The Bethnal Green scheme, submitted in May 2026, will deliver 44 new homes with over 60 per cent affordable provision. Of these, 24 homes will be available at social rent levels. The development also includes a new Idea Store and Residents' Hub, expanding the council's community learning model.
A Heritage-Sensitive Approach
The Bethnal Green development includes a sensitive retrofit of a late Victorian school building, which will house 20 private tenure homes alongside a new five-storey building. The scheme provides more than 1,000 square metres of community space, addressing the borough's chronic shortage of affordable housing while preserving local architectural heritage.
Mayor Lutfur Rahman described the planning submission as "an important step in turning ambition into delivery." The council launched MAHP to speed up the construction of genuinely affordable homes on council-owned land. The programme aims to deliver up to 3,300 new homes across at least 37 sites throughout Tower Hamlets.
Flagship HAP Regeneration Progresses
Parallel to the MAHP initiative, the council's flagship Harriott, Apsley and Pattison House (HAP) regeneration scheme has secured developer agreements. Signed in April 2026 with Vistry, the project will deliver 407 new homes in two phases.
Phase one will provide 109 council homes, including 59 replacement properties for existing residents. The phase includes four wheelchair-accessible homes and 22 properties allocated for overcrowded families currently on the waiting list. Phase two will add a further 298 homes, of which 66 will be council properties with 30 wheelchair-accessible units.
The regeneration will also create two new landscaped courtyards and establish a pedestrian connection to Stepney Green Park, improving public realm connectivity.
Political Context
The housing initiatives follow the May 2026 local elections, which saw Mayor Rahman re-elected with 35,679 votes (38.8 per cent).
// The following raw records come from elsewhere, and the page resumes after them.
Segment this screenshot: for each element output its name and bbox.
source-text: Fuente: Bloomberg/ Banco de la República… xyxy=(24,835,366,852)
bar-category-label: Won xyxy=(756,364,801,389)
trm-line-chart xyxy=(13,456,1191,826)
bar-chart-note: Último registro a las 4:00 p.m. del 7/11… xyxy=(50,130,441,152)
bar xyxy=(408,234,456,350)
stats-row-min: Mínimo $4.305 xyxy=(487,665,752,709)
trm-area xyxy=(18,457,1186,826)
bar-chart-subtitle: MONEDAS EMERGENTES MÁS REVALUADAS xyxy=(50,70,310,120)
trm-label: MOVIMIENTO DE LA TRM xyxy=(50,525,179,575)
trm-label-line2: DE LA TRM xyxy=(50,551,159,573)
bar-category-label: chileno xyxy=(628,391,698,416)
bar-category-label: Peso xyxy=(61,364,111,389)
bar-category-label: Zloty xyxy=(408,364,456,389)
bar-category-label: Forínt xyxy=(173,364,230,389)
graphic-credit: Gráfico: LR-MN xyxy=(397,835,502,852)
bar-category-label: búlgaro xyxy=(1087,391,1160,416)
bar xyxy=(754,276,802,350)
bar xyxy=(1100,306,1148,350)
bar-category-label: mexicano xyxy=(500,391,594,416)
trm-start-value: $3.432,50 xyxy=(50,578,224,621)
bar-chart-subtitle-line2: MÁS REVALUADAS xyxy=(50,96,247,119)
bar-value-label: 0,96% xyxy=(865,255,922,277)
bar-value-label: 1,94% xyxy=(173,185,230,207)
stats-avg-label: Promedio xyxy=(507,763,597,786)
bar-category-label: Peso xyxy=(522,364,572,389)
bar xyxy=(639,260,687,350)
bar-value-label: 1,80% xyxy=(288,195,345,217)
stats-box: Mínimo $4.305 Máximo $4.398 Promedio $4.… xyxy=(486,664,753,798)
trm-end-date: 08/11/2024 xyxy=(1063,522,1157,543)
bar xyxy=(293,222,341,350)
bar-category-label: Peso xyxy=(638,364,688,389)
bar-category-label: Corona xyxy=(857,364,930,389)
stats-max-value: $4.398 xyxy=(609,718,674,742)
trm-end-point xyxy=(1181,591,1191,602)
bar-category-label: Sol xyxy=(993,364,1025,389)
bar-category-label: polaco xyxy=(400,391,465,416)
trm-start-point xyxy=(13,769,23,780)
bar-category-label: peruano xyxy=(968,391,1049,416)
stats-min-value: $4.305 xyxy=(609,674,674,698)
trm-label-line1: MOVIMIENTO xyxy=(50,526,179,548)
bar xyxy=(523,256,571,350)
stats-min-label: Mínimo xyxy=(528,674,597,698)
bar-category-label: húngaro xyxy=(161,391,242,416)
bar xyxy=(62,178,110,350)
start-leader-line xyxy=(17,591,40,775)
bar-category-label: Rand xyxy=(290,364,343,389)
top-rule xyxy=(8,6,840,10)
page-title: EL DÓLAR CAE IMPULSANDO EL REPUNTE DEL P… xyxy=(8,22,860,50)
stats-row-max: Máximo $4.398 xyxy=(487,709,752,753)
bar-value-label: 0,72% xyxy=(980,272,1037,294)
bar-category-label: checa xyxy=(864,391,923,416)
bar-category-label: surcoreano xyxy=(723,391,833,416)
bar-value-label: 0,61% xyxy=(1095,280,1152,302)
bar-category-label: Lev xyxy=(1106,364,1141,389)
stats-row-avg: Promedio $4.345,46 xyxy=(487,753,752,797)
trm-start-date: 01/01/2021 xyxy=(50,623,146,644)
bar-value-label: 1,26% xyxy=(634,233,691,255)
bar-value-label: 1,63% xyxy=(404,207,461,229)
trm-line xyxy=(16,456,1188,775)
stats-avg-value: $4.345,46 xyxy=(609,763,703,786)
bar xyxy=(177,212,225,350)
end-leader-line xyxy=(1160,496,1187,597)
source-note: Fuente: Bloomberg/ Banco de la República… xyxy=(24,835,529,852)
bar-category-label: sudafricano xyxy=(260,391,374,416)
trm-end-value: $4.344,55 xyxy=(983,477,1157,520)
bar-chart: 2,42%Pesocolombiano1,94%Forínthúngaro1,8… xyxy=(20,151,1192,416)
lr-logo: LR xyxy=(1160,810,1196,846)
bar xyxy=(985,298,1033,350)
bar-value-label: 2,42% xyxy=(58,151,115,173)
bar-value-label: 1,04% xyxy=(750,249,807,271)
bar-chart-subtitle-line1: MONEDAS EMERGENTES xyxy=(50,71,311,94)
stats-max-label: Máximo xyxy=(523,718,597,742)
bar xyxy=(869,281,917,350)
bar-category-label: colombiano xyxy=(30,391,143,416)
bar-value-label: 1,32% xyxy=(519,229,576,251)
The Aspire party secured 33 of 45 council seats, gaining nine since 2022. The election also marked a significant shift in the borough's political landscape, with the Green Party increasing its representation to five seats and Labour reduced to five.
The election results provide political continuity for the council's housing agenda. With turnout at 42.0 per cent among 219,030 registered voters, housing remains a dominant issue in a borough where population density reaches 43,480 per square mile.
Broader Housing Context
Tower Hamlets faces acute housing pressure. Between 2014 and 2024, the borough saw 71 skyscrapers completed, more than any other English local authority. Yet despite this construction activity, demand for genuinely affordable homes continues to outstrip supply.
The MAHP and HAP schemes represent a deliberate shift toward council-led delivery on public land, with affordability thresholds set above statutory minimums. The integration of community infrastructure, including the Idea Store model and enhanced public spaces, signals an approach that treats regeneration as more than a numbers exercise.
Kevin Delve, Managing Director at Vistry East London, described the HAP agreements as "a significant milestone" reflecting "years of close collaboration with Tower Hamlets Council and residents." This emphasis on resident consultation distinguishes the current regeneration programme from earlier estate redevelopments that proceeded with limited community input.
The council's ability to maintain this delivery pace will be tested as both schemes move through planning and construction phases. For residents on waiting lists and in overcrowded accommodation, the promise of new social rent homes cannot come soon enough.